Scalable Overload-Aware Graph-Based Index Construction for 10‑Billion‑Scale Vector Similarity Search (SOGAIC)
The paper introduces SOGAIC, a scalable overload‑aware graph‑based index construction system for billion‑scale vector similarity search that uses adaptive overlapping partitioning and load‑balanced distributed scheduling to cut construction time by 47.3% while maintaining high recall.
Abstract At WWW2025, XiaoHongShu presented SOGAIC, a scalable overload‑aware graph‑based index construction system for 10‑billion‑scale vector similarity search. By employing an adaptive overlapping partition algorithm and a load‑balanced task scheduler with hierarchical sub‑graph merging, SOGAIC reduces average construction time by 47.3% on real datasets and is already deployed in XiaoHongShu’s online vector retrieval engine.
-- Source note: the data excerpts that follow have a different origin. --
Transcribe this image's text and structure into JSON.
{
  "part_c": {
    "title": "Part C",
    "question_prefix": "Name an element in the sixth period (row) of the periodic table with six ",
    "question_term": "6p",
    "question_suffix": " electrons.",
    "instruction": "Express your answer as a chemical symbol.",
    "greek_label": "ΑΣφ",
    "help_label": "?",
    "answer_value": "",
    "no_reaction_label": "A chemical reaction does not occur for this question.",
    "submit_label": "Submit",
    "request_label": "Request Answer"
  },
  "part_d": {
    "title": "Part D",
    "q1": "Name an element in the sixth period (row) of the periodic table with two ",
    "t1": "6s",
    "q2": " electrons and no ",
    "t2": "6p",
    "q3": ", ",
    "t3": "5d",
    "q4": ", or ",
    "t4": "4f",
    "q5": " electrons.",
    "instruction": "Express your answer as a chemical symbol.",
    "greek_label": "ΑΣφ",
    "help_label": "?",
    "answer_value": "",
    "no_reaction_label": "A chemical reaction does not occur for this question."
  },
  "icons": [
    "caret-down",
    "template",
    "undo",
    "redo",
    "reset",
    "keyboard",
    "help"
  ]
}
1. Overview Approximate nearest neighbor search (ANNS) is critical for search engines, recommendation systems, and retrieval‑augmented generation in large language models. Graph‑based ANNS methods (e.g., HNSW, NSG, NGT) outperform traditional space‑partitioning approaches, but existing large‑scale graph construction techniques such as DiskANN struggle with scalability and frequent updates.
1.2 Challenges Existing overlapping partition strategies cause redundant overlaps and resource overloads due to uneven data distribution. Fixed‑overlap methods (e.g., DiskANN) lead to overloaded sub‑sets, while density‑based methods (e.g., DBSCAN) are too costly for ultra‑large datasets. Moreover, current graph construction pipelines lack efficient, scalable scheduling for sub‑graph building and merging.
1.3 Motivation To overcome these limitations, SOGAIC introduces an adaptive data partitioning strategy and a load‑balanced distributed scheduling framework that accelerates index construction while preserving graph quality.
2. System Overview SOGAIC consists of two stages: (1) an adaptive data partition algorithm that creates overlapping subsets while controlling overload boundaries, and (2) a distributed task scheduler that builds sub‑graphs in parallel and merges them hierarchically.
2.2 Adaptive Overload‑Aware Partitioning The algorithm first determines a per‑partition memory capacity \(\Gamma\) based on container limits, then estimates the minimum number of partitions \(\Phi\) needed for highly imbalanced data. After a small‑scale K‑means clustering to obtain initial centroids, vectors are assigned to partitions using a dynamic distance constraint and an adaptive relaxation factor \(\varepsilon\). When a partition reaches the overload threshold \(\Gamma\), the average distance parameter is reset, ensuring every vector belongs to at least one valid partition. The assignment process is parallelized and avoids redundant computation.
2.3 Distributed Graph Construction & Hierarchical Sub‑Graph Merging SOGAIC schedules sub‑graph construction tasks by sorting partitions by size and assigning larger tasks first to balance load. Tasks are dynamically allocated to the least‑loaded machine, minimizing incremental load. During merging, a hierarchical strategy leverages Spark or MapReduce to perform multi‑level in‑memory merges, reducing complexity from \(O(n)\) to \(O(\log n)\) and avoiding I/O bottlenecks. Overlap‑heavy sub‑graphs are merged earlier to further speed up the pipeline.
3. Experiments Experiments were conducted on five datasets (SIFT1M, SIFT1B, ISD3B, GloVe, VDD10B). Baselines included HNSW (Faiss), DiskANN, and SPTAG. Metrics measured construction time, recall, scalability, and resource usage.
3.1 Results SOGAIC achieved an average 47.3% reduction in construction time across all datasets larger than SIFT1M. It successfully handled billion‑scale datasets where HNSW ran out of memory and DiskANN failed due to severe partition imbalance. The adaptive overlap factor (max \(\Omega=4\), average 1.93 partitions per vector) reduced redundant computation while preventing overload.
3.2 Scalability Construction time decreased near‑linearly with added CPU cores. On the VDD10B dataset, SOGAIC completed in ~80 hours with 128 CPUs and under one day with 512 CPUs, outperforming SPTAG and DiskANN under the same configurations.
Conclusion SOGAIC provides a scalable, overload‑aware solution for building graph indexes on hundred‑billion‑scale vector databases, delivering significant speedups, strong scalability, and successful deployment in XiaoHongShu’s production search and recommendation pipelines.